Accountable care organizations that engage primary care physicians are more apt to get buy-in on programs that target high-need, high-cost (HNHC) patients, according to a report by The Commonwealth Fund.
The study looked at how new payment and care delivery models, such as ACOs, are meeting the needs of these patients.
Researchers suggested a hybrid model of quantitative and qualitative data that identifies people who can most benefit from care management as the best approach to help HNHC patients.
HNHC patients make up only 5% of the population but account for 50% of healthcare spending. ACOs and other value-based payment models are looking to improve care and quality while reducing costs. That includes bending the cost curve of the highest-cost patients.
CMS has found cost savings in ACOs, such as its Medicare Shared Savings Program.
ACOs use many approaches to segment HNHC patients. "Findings on how mature ACOs are segmenting their HNHC population can improve the future development of more systematic approaches," according to the report.

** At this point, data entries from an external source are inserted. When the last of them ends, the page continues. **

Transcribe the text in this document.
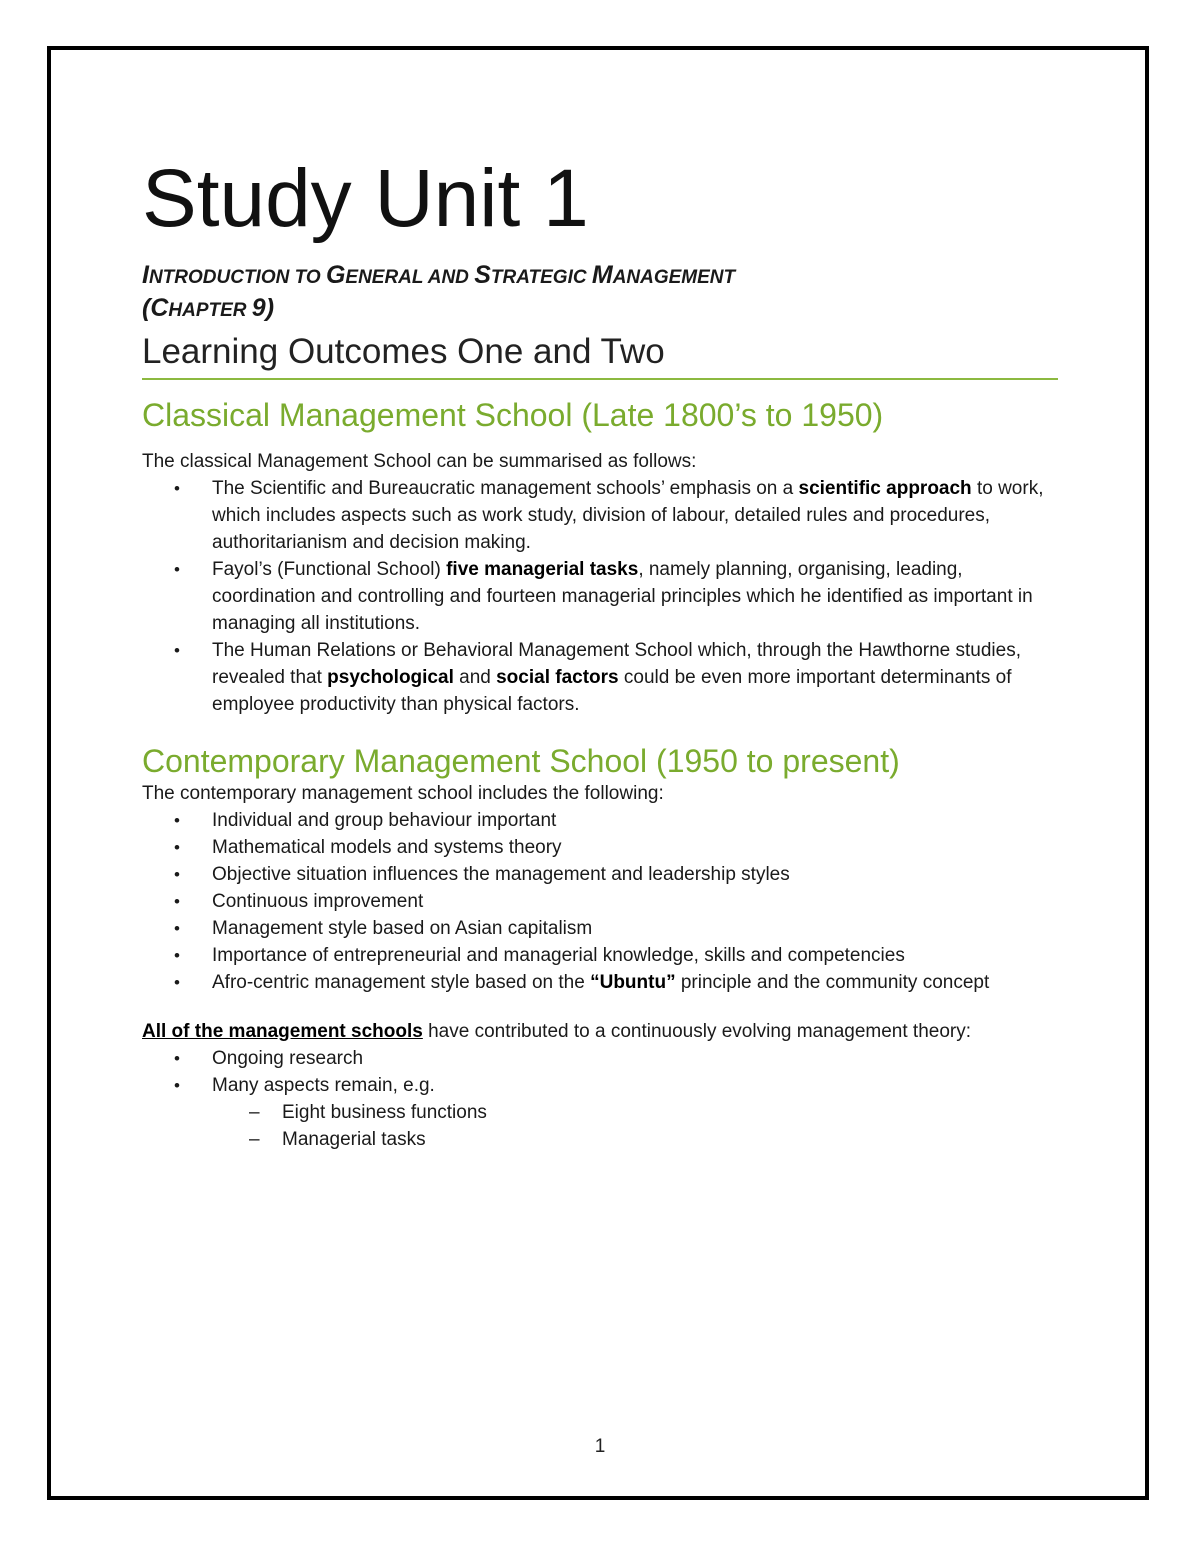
Study Unit 1
INTRODUCTION TO GENERAL AND STRATEGIC MANAGEMENT
(CHAPTER 9)
Learning Outcomes One and Two
Classical Management School (Late 1800’s to 1950)

The classical Management School can be summarised as follows:

• The Scientific and Bureaucratic management schools’ emphasis on a scientific approach to work, which includes aspects such as work study, division of labour, detailed rules and procedures, authoritarianism and decision making.
• Fayol’s (Functional School) five managerial tasks, namely planning, organising, leading, coordination and controlling and fourteen managerial principles which he identified as important in managing all institutions.
• The Human Relations or Behavioral Management School which, through the Hawthorne studies, revealed that psychological and social factors could be even more important determinants of employee productivity than physical factors.
Contemporary Management School (1950 to present)

The contemporary management school includes the following:

• Individual and group behaviour important
• Mathematical models and systems theory
• Objective situation influences the management and leadership styles
• Continuous improvement
• Management style based on Asian capitalism
• Importance of entrepreneurial and managerial knowledge, skills and competencies
• Afro-centric management style based on the “Ubuntu” principle and the community concept

All of the management schools have contributed to a continuously evolving management theory:

• Ongoing research
• Many aspects remain, e.g.
– Eight business functions
– Managerial tasks
1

ACOs use predictive modeling and risk stratification as a way to divide the patient population into risk levels. Population segmentation helps ACOs understand patient needs. This, in turn, influences how the ACO delivers care management and better connects with HNHC patients.
However, The Commonwealth Fund said the approach has led to mixed results. That could be because the ACOs don't drill down further and divide the patients into smaller subgroups.
Few ACOs are doing that work, but the report found that approach has potential. Researchers conducted telephone interviews with 34 leaders from 18 ACOs and 10 national experts in risk stratification and segmentation.
They found that algorithms based only on claims data don't offer adequate clinical, behavioral health or social need information. Also, previous research shows patient health risk assessments or physicians choosing patients for care management aren't effective.
Instead, the report suggested a hybrid model that uses quantitative and qualitative data to segment a population and identify patients for care management is the best approach.
Providers have also increasingly looked at social determinants of health as key factors in health outcomes. People without transportation or stable housing are more apt to suffer from health-related issues than others. Providers and payers have been working on programs to address these issues and collaborating with community groups in offering services to patients in need.